The election campaign of British Prime Minister Theresa May has fallen into disarray after she announced a U-turn on the Conservative Party’s social care policy.
May made a reversal on her policy on social care costs, strangely branded as the “dementia tax,” but she claimed that “nothing has changed” since her party’s manifesto was published on Thursday.
The prime minister said she made some clarifications about her policy in response to Labour Party leader’s Jeremy Corbyn’s “fake claims.”
“Since my manifesto was published, the proposals have been subject to fake claims made by Jeremy Corbyn. The only things he has left to offer in this campaign are fake claims, fear and scaremongering,” she said on Monday while launching the Welsh Tory manifesto in Wrexham, Wales.
“So I want to make a further point clear. This manifesto says that we will come forward with a consultation paper, a government green paper. And that consultation will include an absolute limit on the amount people have to pay for their care costs,” she stated.
Britain's main opposition Labour Party leader Jeremy Corbyn (C) reacts as he meets supporters during a general election campaign event in Kingston upon Hull, northern England on May 22, 2017. (Photo by AFP) |
However, according to The Guardian, Prime Minister May is wrong to say that Corbyn made “fake claims” about the Conservative social care policy. The newspaper wrote that initially Corbyn got some of the detail of the policy wrong but later on he made valid criticism.
The Conservatives were planning to make people pay for care in their own home unless they have assets of less than £100,000 including the value of their house, according to The Guardian.
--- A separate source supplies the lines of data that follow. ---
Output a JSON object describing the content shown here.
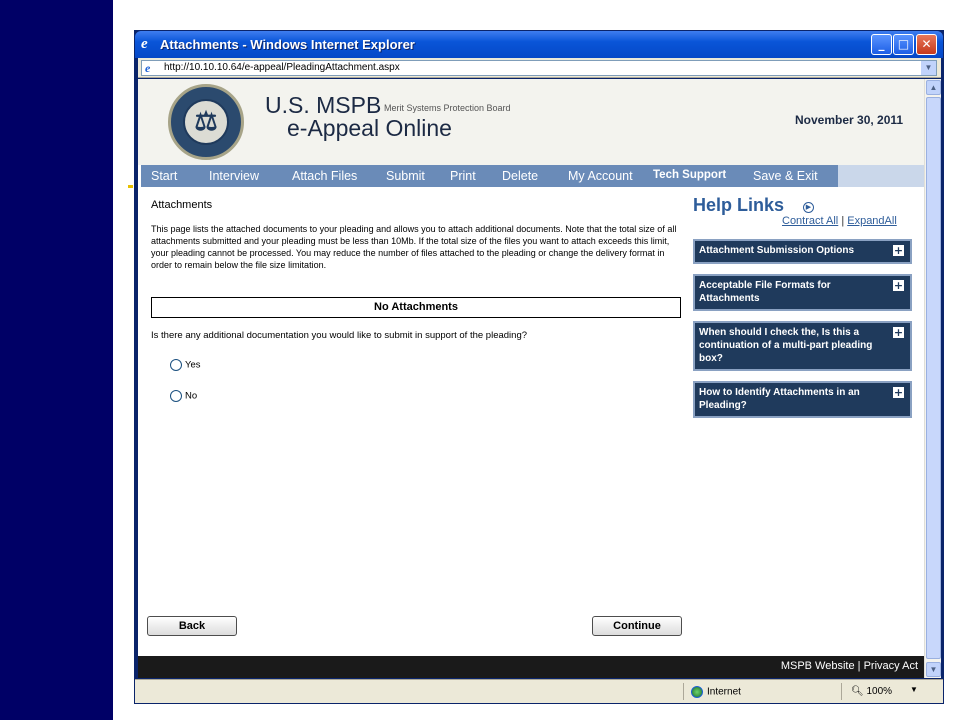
{
  "window": {
    "title": "Attachments - Windows Internet Explorer",
    "address": "http://10.10.10.64/e-appeal/PleadingAttachment.aspx"
  },
  "header": {
    "seal_symbol": "⚖",
    "brand_main": "U.S. MSPB",
    "brand_sub": "Merit Systems Protection Board",
    "brand_product": "e-Appeal Online",
    "date": "November 30, 2011"
  },
  "nav": {
    "items": [
      "Start",
      "Interview",
      "Attach Files",
      "Submit",
      "Print",
      "Delete",
      "My Account",
      "Tech Support",
      "Save & Exit"
    ]
  },
  "main": {
    "title": "Attachments",
    "description": "This page lists the attached documents to your pleading and allows you to attach additional documents. Note that the total size of all attachments submitted and your pleading must be less than 10Mb. If the total size of the files you want to attach exceeds this limit, your pleading cannot be processed. You may reduce the number of files attached to the pleading or change the delivery format in order to remain below the file size limitation.",
    "no_attachments": "No Attachments",
    "question": "Is there any additional documentation you would like to submit in support of the pleading?",
    "options": [
      "Yes",
      "No"
    ],
    "back_label": "Back",
    "continue_label": "Continue"
  },
  "help": {
    "title": "Help Links",
    "contract_all": "Contract All",
    "separator": "|",
    "expand_all": "ExpandAll",
    "items": [
      "Attachment Submission Options",
      "Acceptable File Formats for Attachments",
      "When should I check the, Is this a continuation of a multi-part pleading box?",
      "How to Identify Attachments in an Pleading?"
    ]
  },
  "footer": {
    "website": "MSPB Website",
    "separator": "|",
    "privacy": "Privacy Act"
  },
  "status": {
    "zone": "Internet",
    "zoom": "100%"
  },
  "colors": {
    "slide_band": "#000066",
    "nav_bg": "#6a8bb8",
    "help_box_bg": "#1f3a5c",
    "help_title": "#2e5d9a"
  }
}
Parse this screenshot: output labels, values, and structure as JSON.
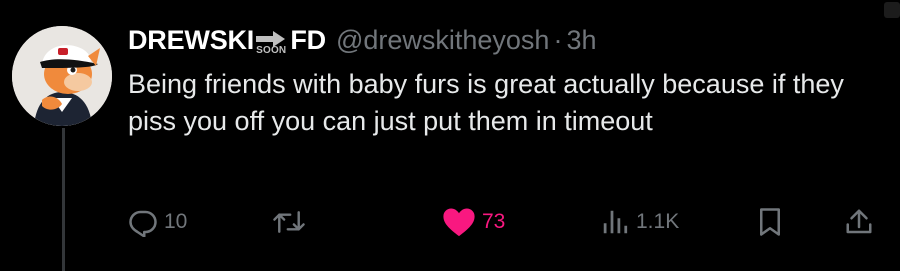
{
  "tweet": {
    "display_name": "DREWSKI",
    "name_suffix": "FD",
    "badge_text": "SOON",
    "handle": "@drewskitheyosh",
    "separator": "·",
    "time": "3h",
    "text": "Being friends with baby furs is great actually because if they piss you off you can just put them in timeout"
  },
  "actions": {
    "reply": {
      "icon": "reply-icon",
      "count": "10"
    },
    "retweet": {
      "icon": "retweet-icon"
    },
    "like": {
      "icon": "heart-icon",
      "count": "73",
      "liked": true,
      "color": "#f91880"
    },
    "views": {
      "icon": "views-icon",
      "count": "1.1K"
    },
    "bookmark": {
      "icon": "bookmark-icon"
    },
    "share": {
      "icon": "share-icon"
    }
  },
  "colors": {
    "background": "#000000",
    "text": "#e7e9ea",
    "secondary": "#71767b",
    "like": "#f91880"
  }
}
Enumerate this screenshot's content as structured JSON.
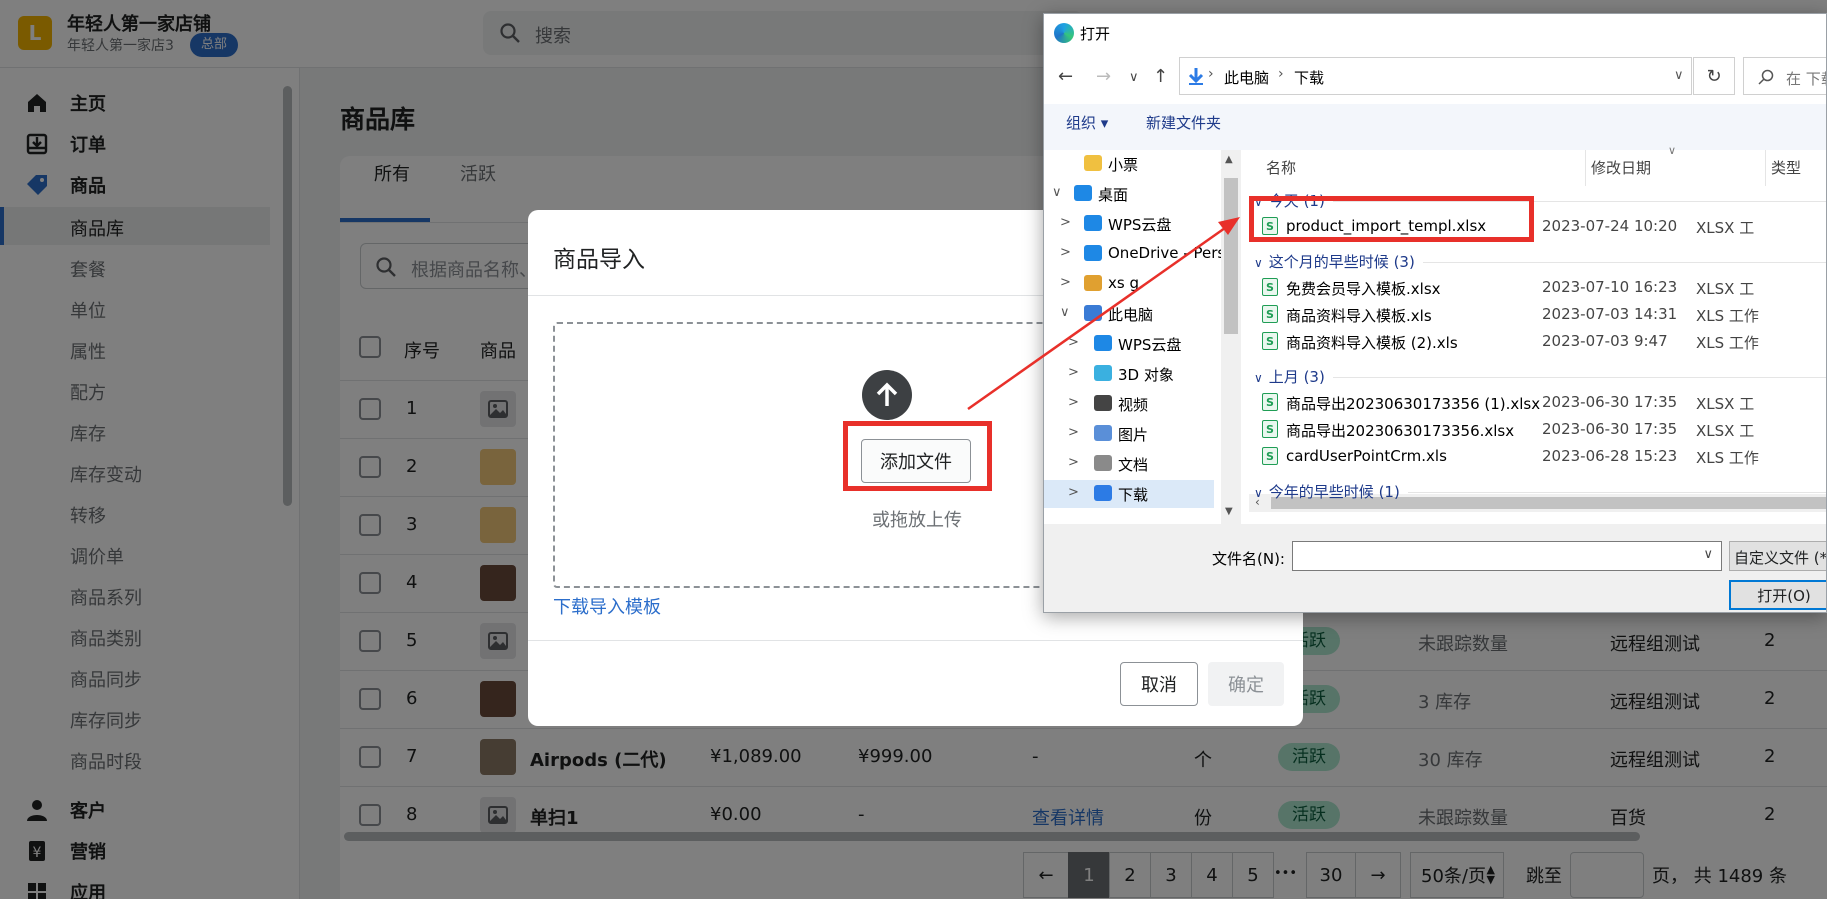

It created widespread fears among families who said that they could lose their homes to pay their social care costs later in life.
Labour officials warned that the Conservative policy would “leave thousands of the most vulnerable at risk of losing their homes.”
First time in this election campaign, May’s character has become an issue, and at a time when the Conservative lead over the Labour Party has narrowed to single digits in several polls.
In an interview on Monday, May was asked several times why she was not being “honest” about her decision of capping on care costs.
While talking to reporters in Wrexham, May refused to accept she was performing a U-turn. “Nothing has changed, nothing has changed.”
But a BBC journalist bluntly told her: “Your manifesto rejects a cap, it gives a reason why you don’t want a cap. Now you’re going to have a cap. You need to be honest, I would suggest, and tell the British people you’ve changed your mind.”
May replied insisting that she’s being “absolutely honest with the British people about the big challenge that we face. And absolutely honest with them about the need for us to deal with this now, to start fixing it now.”